Since casting the return value of malloc() is a bad idea in C , I removed the cast. Also, repeating the type is a bad idea since it makes the risk of introducing error greater, so I removed that as well.

Note that sizeof *ptr means "the size of the the type that ptr points at" and is a very handy thing.

Answer 3

Replace

ptr=(contactInfo*)malloc(2*sizeof(contactInfo));

with

ptr=malloc(2*sizeof(struct contactInfo));

Answer 4

C is a case sensitive language.

ptr=(contactInfo)malloc(2*sizeof(contactInfo));

which should be:

ptr=malloc(2*sizeof(ContactInfo));

Answer 5

    struct contactInfo nom,*ptr;
    ptr=(contactInfo*)malloc(2*sizeof(contactInfo));

Since you have defined a typedef, the first statement above can be written as below, though what you have written is also correct but that does not effectively use the typedef you defined.

  ContactInfo nom,*ptr;

Also, since C is case sensitive language,use as you defined in typedef. Capitalise C in contactinfo

The typecasting you are doing should not be done and considered to be a bad practise. As void * is automatically and safely promoted to any other pointer type in this case of malloc .
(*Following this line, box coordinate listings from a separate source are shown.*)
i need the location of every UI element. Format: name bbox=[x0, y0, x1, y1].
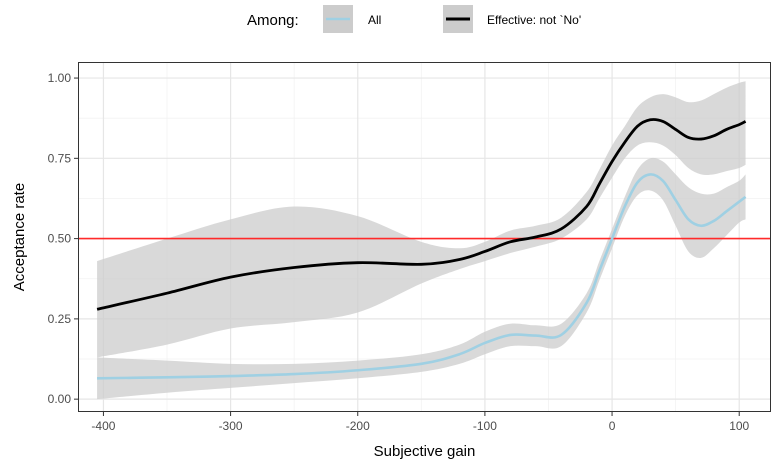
y-tick-label: 1.00 bbox=[48, 71, 72, 85]
x-tick-label: -400 bbox=[91, 419, 115, 433]
ribbon-series-0 bbox=[97, 157, 746, 400]
legend-label-0: All bbox=[368, 13, 381, 27]
x-tick-label: -100 bbox=[473, 419, 497, 433]
y-tick-label: 0.25 bbox=[48, 312, 72, 326]
x-tick-label: 100 bbox=[729, 419, 749, 433]
y-tick-label: 0.00 bbox=[48, 392, 72, 406]
x-tick-label: -300 bbox=[219, 419, 243, 433]
series-line-1 bbox=[96, 118, 747, 311]
legend-label-1: Effective: not `No' bbox=[487, 13, 581, 27]
plot-panel bbox=[78, 62, 771, 412]
ribbon-series-1 bbox=[97, 81, 746, 358]
y-tick-label: 0.75 bbox=[48, 151, 72, 165]
x-tick-label: -200 bbox=[346, 419, 370, 433]
axes: -400 -300 -200 -100 0 100 0.00 0.25 0.50 0.75 1.00 bbox=[48, 71, 750, 433]
series-line-0 bbox=[97, 173, 747, 380]
y-axis-title: Acceptance rate bbox=[11, 183, 28, 291]
legend-title: Among: bbox=[247, 12, 299, 29]
legend: Among: All Effective: not `No' bbox=[247, 5, 581, 33]
y-tick-label: 0.50 bbox=[48, 232, 72, 246]
x-axis-title: Subjective gain bbox=[374, 443, 476, 460]
x-tick-label: 0 bbox=[609, 419, 616, 433]
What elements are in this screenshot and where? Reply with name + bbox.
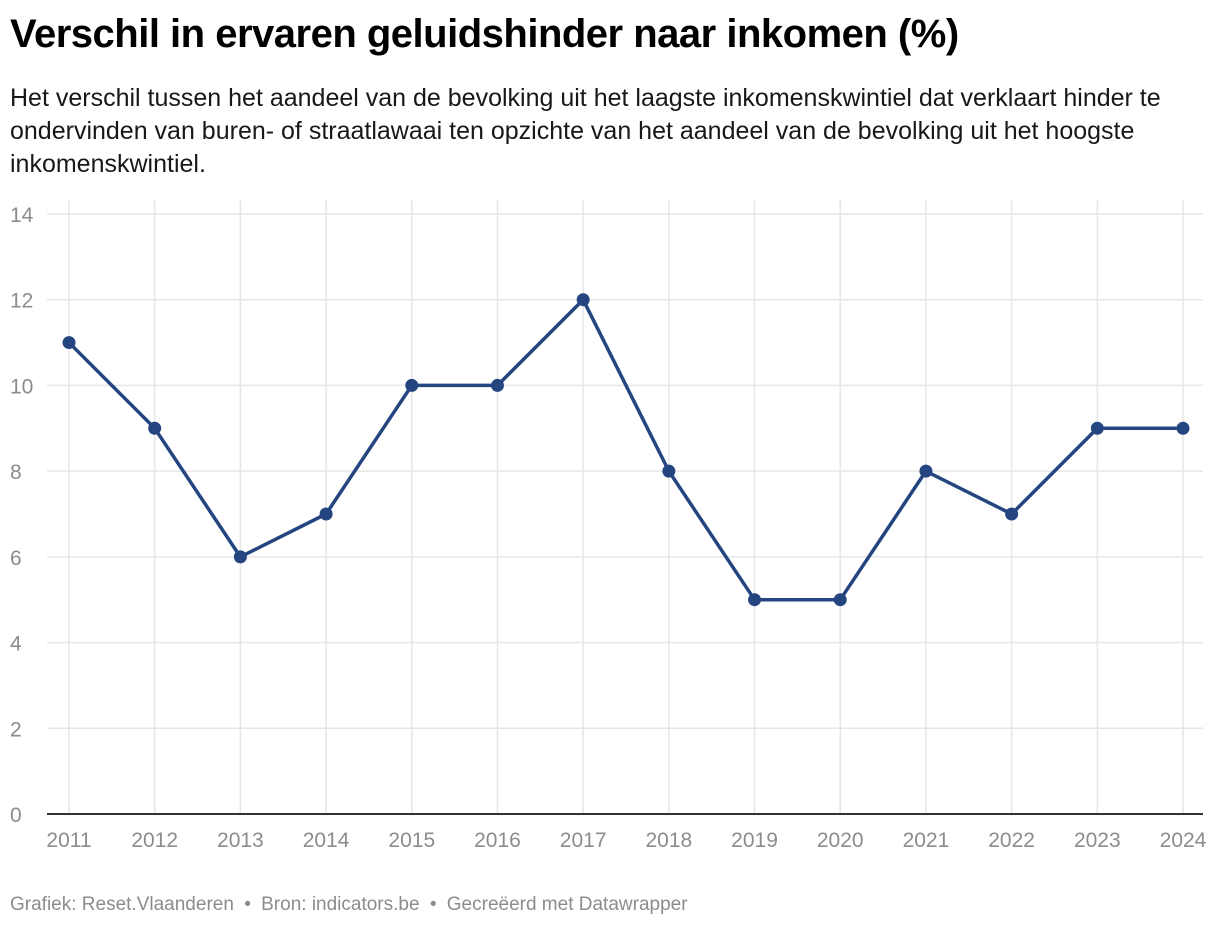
footer-separator: • <box>429 894 437 915</box>
data-point-2014 <box>319 507 333 521</box>
chart-title: Verschil in ervaren geluidshinder naar i… <box>10 12 959 56</box>
data-point-2012 <box>148 421 162 435</box>
x-axis-labels: 2011 2012 2013 2014 2015 2016 2017 2018 2019 2020… <box>46 829 1206 852</box>
horizontal-gridlines <box>47 213 1203 730</box>
x-tick-label: 2020 <box>817 829 864 852</box>
data-point-2023 <box>1090 421 1104 435</box>
x-tick-label: 2018 <box>645 829 692 852</box>
footer-credit: Grafiek: Reset.Vlaanderen <box>10 894 234 915</box>
x-tick-label: 2014 <box>303 829 350 852</box>
data-point-2015 <box>405 378 419 392</box>
chart-footer: Grafiek: Reset.Vlaanderen • Bron: indica… <box>10 894 688 916</box>
y-tick-label: 6 <box>10 547 22 570</box>
data-point-2017 <box>576 293 590 307</box>
data-point-2018 <box>662 464 676 478</box>
data-points <box>62 293 1190 607</box>
footer-source: Bron: indicators.be <box>261 894 420 915</box>
y-tick-label: 0 <box>10 804 22 827</box>
data-point-2011 <box>62 336 76 350</box>
footer-separator: • <box>244 894 251 915</box>
y-tick-label: 14 <box>10 204 34 227</box>
data-point-2020 <box>833 593 847 607</box>
vertical-gridlines <box>68 200 1184 814</box>
y-tick-label: 12 <box>10 290 33 313</box>
series-line <box>67 297 1185 602</box>
x-tick-label: 2021 <box>903 829 950 852</box>
data-point-2024 <box>1176 421 1190 435</box>
y-tick-label: 4 <box>10 633 22 656</box>
y-tick-label: 10 <box>10 375 33 398</box>
x-tick-label: 2011 <box>46 829 91 852</box>
x-tick-label: 2017 <box>560 829 607 852</box>
x-tick-label: 2013 <box>217 829 264 852</box>
x-tick-label: 2016 <box>474 829 521 852</box>
data-point-2022 <box>1005 507 1019 521</box>
x-tick-label: 2023 <box>1074 829 1121 852</box>
data-point-2016 <box>490 378 504 392</box>
y-tick-label: 2 <box>10 718 22 741</box>
x-tick-label: 2012 <box>131 829 178 852</box>
x-tick-label: 2019 <box>731 829 778 852</box>
data-point-2019 <box>748 593 762 607</box>
y-axis-labels: 0 2 4 6 8 10 12 14 <box>10 204 34 827</box>
x-tick-label: 2022 <box>988 829 1035 852</box>
x-tick-label: 2015 <box>388 829 435 852</box>
chart-subtitle: Het verschil tussen het aandeel van de b… <box>10 84 1161 178</box>
data-point-2021 <box>919 464 933 478</box>
x-tick-label: 2024 <box>1160 829 1207 852</box>
line-chart: 0 2 4 6 8 10 12 14 2011 2012 2013 2014 2015 2016 2017… <box>10 200 1207 852</box>
y-tick-label: 8 <box>10 461 22 484</box>
data-point-2013 <box>233 550 247 564</box>
footer-tool: Gecreëerd met Datawrapper <box>446 894 688 915</box>
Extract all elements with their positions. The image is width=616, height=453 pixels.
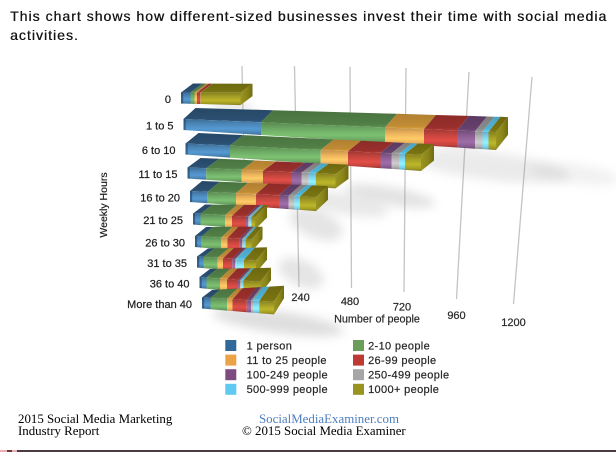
- svg-text:0: 0: [165, 94, 171, 106]
- svg-text:1 to 5: 1 to 5: [146, 121, 174, 133]
- svg-text:960: 960: [447, 310, 465, 322]
- svg-text:11 to 25 people: 11 to 25 people: [247, 355, 327, 367]
- svg-text:Weekly Hours: Weekly Hours: [98, 172, 110, 237]
- svg-text:1000+ people: 1000+ people: [368, 384, 439, 396]
- svg-text:500-999 people: 500-999 people: [247, 384, 328, 396]
- svg-text:16 to 20: 16 to 20: [140, 193, 180, 205]
- svg-text:36 to 40: 36 to 40: [150, 279, 190, 291]
- svg-text:31 to 35: 31 to 35: [147, 258, 187, 270]
- svg-text:More than 40: More than 40: [127, 299, 192, 311]
- svg-text:720: 720: [393, 302, 411, 314]
- svg-text:480: 480: [341, 296, 359, 308]
- svg-text:26 to 30: 26 to 30: [145, 238, 185, 250]
- svg-text:1200: 1200: [501, 317, 525, 329]
- svg-text:26-99 people: 26-99 people: [368, 355, 436, 367]
- svg-text:1 person: 1 person: [247, 340, 293, 352]
- svg-text:6 to 10: 6 to 10: [142, 145, 176, 157]
- svg-text:21 to 25: 21 to 25: [143, 215, 183, 227]
- svg-text:100-249 people: 100-249 people: [247, 370, 328, 382]
- svg-text:250-499 people: 250-499 people: [368, 370, 449, 382]
- svg-text:240: 240: [291, 292, 309, 304]
- svg-text:2-10 people: 2-10 people: [368, 340, 430, 352]
- svg-text:11 to 15: 11 to 15: [139, 169, 178, 181]
- svg-text:Number of people: Number of people: [334, 313, 420, 325]
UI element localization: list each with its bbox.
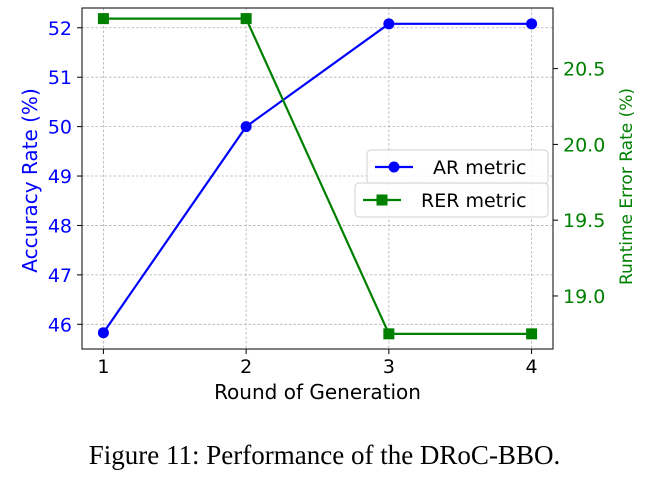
- series-line-ar-metric: [102, 22, 532, 334]
- y-left-tick-label: 47: [48, 265, 72, 287]
- axes-layer: 1 2 3 4 Round of Generation 46 47 48 49 50 51 52 Acc…: [18, 7, 637, 404]
- plot-frame: [81, 7, 554, 350]
- y-left-axis-label: Accuracy Rate (%): [18, 88, 42, 273]
- y-left-tick-label: 48: [48, 215, 72, 237]
- legend-marker: [376, 194, 388, 206]
- y-left-tick-label: 49: [48, 166, 72, 188]
- legend-marker: [388, 161, 400, 173]
- y-right-tick-label: 20.0: [563, 134, 605, 156]
- x-axis-label: Round of Generation: [214, 380, 421, 404]
- legend-label: AR metric: [433, 157, 526, 179]
- y-left-tick-label: 51: [48, 67, 72, 89]
- x-tick-label: 2: [240, 356, 252, 378]
- legend-label: RER metric: [421, 190, 527, 212]
- y-left-tick-label: 52: [48, 18, 72, 40]
- y-left-tick-label: 46: [48, 314, 72, 336]
- data-point: [526, 328, 538, 340]
- x-tick-label: 1: [97, 356, 109, 378]
- x-tick-label: 3: [383, 356, 395, 378]
- y-right-tick-label: 19.0: [563, 286, 605, 308]
- line-chart: 1 2 3 4 Round of Generation 46 47 48 49 50 51 52 Acc…: [18, 7, 637, 404]
- data-point: [240, 121, 252, 133]
- data-point: [97, 13, 109, 25]
- y-right-tick-label: 19.5: [563, 210, 605, 232]
- data-point: [383, 328, 395, 340]
- y-right-tick-label: 20.5: [563, 59, 605, 81]
- data-point: [97, 327, 109, 339]
- legend-box: [354, 182, 549, 218]
- y-right-axis-label: Runtime Error Rate (%): [617, 88, 637, 285]
- data-point: [383, 18, 395, 30]
- data-point: [240, 13, 252, 25]
- series-line-rer-metric: [103, 17, 532, 335]
- data-point: [526, 18, 538, 30]
- series-layer: [97, 13, 538, 340]
- figure-caption: Figure 11: Performance of the DRoC-BBO.: [88, 440, 561, 470]
- y-left-tick-label: 50: [48, 117, 72, 139]
- x-tick-label: 4: [526, 356, 538, 378]
- legend: AR metric RER metric: [354, 149, 549, 218]
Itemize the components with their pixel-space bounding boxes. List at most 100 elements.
ptr=malloc(2*sizeof(ContactInfo));

Answer 6

struct contactInfo nom,*ptr;
ptr=(contactInfo*)malloc(2*sizeof(contactInfo));

here you are using contactInfo to typcast where as it should be struct contactInfo. and as you have typedef it into ContactInfo you can use that also.

    struct contactInfo nom,*ptr;
    ptr=(ContactInfo*)malloc(2*sizeof(ContactInfo));